We have reports on good catches. They’re oftentimes around a patient’s prescriptions, their history of medication lists, reactions to medications, etc. That’s one of the most common things that we catch.

Was this set of changes immediately accepted by everyone in the organization?

Many hospitals around suspended the practice, but I was adamant that we maintain it and change it. So it did require some work upfront. It does require a conversation with the family member—maybe, for example, the adult daughter. And the shift change happens at 7 in the morning and 7 in the evening, so we give them that choice. And we explain to them, we prepare them to hear medical information. So on admission, there’s some preparation work that has to be done at the front end.

And nurses have expressed satisfaction with the process and technology changes?
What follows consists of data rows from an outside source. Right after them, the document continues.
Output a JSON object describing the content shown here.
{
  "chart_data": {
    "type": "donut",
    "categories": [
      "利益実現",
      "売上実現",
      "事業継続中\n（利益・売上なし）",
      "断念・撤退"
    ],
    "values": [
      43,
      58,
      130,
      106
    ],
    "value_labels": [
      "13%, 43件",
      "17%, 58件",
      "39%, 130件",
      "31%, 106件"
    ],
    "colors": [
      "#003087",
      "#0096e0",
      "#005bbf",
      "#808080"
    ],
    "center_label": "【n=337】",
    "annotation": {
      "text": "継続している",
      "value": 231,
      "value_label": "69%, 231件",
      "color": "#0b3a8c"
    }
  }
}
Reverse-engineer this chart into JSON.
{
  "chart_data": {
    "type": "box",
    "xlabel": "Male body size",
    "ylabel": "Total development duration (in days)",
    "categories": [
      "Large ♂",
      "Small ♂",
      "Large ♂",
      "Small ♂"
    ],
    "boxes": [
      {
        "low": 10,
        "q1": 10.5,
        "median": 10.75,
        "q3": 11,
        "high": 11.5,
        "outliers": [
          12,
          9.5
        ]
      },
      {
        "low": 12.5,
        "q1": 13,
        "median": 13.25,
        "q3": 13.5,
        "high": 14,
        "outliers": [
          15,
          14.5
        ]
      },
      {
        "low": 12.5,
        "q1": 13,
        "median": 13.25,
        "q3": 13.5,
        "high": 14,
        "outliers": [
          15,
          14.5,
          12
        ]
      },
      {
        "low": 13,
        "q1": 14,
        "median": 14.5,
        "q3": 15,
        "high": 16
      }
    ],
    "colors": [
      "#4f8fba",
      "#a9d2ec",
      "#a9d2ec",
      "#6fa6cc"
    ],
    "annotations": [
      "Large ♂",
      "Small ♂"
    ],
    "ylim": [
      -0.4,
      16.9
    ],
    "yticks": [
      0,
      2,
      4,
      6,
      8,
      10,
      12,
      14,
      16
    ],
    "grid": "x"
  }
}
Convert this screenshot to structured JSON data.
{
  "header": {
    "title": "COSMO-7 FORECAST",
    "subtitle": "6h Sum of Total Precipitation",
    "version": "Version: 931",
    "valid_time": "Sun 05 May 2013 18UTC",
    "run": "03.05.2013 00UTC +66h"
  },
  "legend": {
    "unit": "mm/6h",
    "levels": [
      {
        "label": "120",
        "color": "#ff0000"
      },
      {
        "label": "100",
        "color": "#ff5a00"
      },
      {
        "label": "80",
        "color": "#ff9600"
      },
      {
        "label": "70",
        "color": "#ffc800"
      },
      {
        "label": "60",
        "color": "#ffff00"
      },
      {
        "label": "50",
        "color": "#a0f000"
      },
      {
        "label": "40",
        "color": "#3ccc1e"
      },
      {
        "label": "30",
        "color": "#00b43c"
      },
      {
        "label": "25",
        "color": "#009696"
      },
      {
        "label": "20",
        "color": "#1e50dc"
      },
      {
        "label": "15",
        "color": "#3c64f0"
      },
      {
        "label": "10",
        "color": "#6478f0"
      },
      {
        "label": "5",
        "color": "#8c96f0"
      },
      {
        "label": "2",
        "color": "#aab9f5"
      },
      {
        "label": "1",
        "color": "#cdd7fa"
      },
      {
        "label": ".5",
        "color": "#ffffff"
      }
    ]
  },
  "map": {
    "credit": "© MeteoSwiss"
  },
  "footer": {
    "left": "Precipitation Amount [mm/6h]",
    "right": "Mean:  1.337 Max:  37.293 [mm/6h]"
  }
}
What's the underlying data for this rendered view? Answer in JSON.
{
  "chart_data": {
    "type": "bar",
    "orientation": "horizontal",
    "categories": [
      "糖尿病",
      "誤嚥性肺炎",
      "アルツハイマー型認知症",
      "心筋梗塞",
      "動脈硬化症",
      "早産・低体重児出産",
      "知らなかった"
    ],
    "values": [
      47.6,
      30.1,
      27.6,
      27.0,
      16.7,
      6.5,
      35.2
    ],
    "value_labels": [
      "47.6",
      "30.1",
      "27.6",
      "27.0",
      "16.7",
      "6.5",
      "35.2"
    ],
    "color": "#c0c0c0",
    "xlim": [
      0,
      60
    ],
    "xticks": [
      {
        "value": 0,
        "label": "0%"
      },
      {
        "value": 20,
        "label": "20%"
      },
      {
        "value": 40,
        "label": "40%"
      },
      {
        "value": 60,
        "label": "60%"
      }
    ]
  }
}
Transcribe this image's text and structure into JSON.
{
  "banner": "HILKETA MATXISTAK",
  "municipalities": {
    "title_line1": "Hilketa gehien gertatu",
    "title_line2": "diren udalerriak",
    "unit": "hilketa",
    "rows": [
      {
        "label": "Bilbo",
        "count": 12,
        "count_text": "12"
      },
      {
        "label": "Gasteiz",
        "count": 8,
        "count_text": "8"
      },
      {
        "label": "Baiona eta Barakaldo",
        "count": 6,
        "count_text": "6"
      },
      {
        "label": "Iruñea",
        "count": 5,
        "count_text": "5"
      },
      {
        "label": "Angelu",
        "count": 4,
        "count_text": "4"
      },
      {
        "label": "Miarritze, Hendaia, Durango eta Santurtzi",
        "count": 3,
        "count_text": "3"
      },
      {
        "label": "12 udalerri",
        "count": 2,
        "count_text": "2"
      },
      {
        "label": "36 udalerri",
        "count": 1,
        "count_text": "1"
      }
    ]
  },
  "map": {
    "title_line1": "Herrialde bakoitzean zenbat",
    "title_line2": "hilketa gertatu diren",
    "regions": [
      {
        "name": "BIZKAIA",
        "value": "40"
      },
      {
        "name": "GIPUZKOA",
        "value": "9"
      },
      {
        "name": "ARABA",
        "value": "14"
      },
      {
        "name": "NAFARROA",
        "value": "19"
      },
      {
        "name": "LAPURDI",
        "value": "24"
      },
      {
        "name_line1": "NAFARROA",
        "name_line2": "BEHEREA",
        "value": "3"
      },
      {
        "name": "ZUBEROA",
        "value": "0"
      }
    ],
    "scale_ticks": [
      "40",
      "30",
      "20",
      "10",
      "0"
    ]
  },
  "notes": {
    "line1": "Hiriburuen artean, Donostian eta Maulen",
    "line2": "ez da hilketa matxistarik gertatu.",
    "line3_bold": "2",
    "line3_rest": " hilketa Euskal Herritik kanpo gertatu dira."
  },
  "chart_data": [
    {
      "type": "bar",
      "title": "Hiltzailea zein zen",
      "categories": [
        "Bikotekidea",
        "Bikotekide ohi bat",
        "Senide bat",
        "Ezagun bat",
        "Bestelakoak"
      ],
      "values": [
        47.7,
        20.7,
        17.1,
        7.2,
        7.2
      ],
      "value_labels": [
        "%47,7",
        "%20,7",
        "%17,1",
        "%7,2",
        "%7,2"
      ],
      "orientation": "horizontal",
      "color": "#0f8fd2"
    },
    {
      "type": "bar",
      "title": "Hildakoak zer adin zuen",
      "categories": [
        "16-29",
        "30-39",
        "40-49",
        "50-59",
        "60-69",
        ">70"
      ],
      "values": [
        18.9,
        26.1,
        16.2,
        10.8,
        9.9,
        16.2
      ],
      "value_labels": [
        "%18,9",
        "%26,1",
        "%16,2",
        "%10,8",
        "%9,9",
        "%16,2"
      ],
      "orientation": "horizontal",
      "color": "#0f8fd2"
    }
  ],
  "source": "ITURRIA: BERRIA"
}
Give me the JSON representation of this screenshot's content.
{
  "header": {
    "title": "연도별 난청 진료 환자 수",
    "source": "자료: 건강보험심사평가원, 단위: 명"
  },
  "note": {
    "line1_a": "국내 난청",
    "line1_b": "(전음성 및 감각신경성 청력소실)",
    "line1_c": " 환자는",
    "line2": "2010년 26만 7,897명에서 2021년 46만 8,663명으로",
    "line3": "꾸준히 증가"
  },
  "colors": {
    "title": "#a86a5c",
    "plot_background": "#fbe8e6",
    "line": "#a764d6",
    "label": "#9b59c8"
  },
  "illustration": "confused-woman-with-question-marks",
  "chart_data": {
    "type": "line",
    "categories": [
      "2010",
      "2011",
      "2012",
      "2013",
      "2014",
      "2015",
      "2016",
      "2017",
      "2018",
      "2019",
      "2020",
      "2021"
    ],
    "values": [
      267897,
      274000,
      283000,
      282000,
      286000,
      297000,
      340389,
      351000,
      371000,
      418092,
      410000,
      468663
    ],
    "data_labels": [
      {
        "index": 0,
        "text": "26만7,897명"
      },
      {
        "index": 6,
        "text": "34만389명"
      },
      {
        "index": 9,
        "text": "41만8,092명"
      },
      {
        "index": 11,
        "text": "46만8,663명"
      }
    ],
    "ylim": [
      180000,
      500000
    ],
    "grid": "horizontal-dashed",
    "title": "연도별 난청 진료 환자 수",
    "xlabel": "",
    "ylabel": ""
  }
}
Yes, absolutely, that opportunity to engage with patients and family members. Further, there has been a gain in time, because the family members are clued in, so there isn’t the need for so many calls back and forth, and repeating the same information you just repeated to the nurse who’s oncoming. You’re not discussing it two times.

Have there been any technological complications?

We use Vocera, iPads, and different digital tools to make things happen. I’m always sensitive to the need for IT support to do all these things. And there’s been so much technology flooding into hospitals since April. And we’ve deployed IT into the hospital so it’s not just the nurse. We’re very sensitive to the fact that this shouldn’t fall to the nurses to troubleshoot. So many patients, so many devices. So the troubleshooting isn’t a nurse things.

Are there any other aspects of this that you might want to mention?

One other thing that I’m certainly talking about in our system now is that we like these technologies; we think they’re great for decreasing exposure to infection, and are decreasing the use of PPE [personal protective equipment] in the room. And this has to continue post-COVID; in reality, we shouldn’t have to have people physically in the hospital to be able to connect seamlessly with our nurses and doctors. And maybe a caregiver has to be at work, or at home, caring for their children. So our ability to engage that caregiver who’s not in the hospital—I think that’s been very beneficial for us, and I’m working to make sure that it stays in place post-COVID.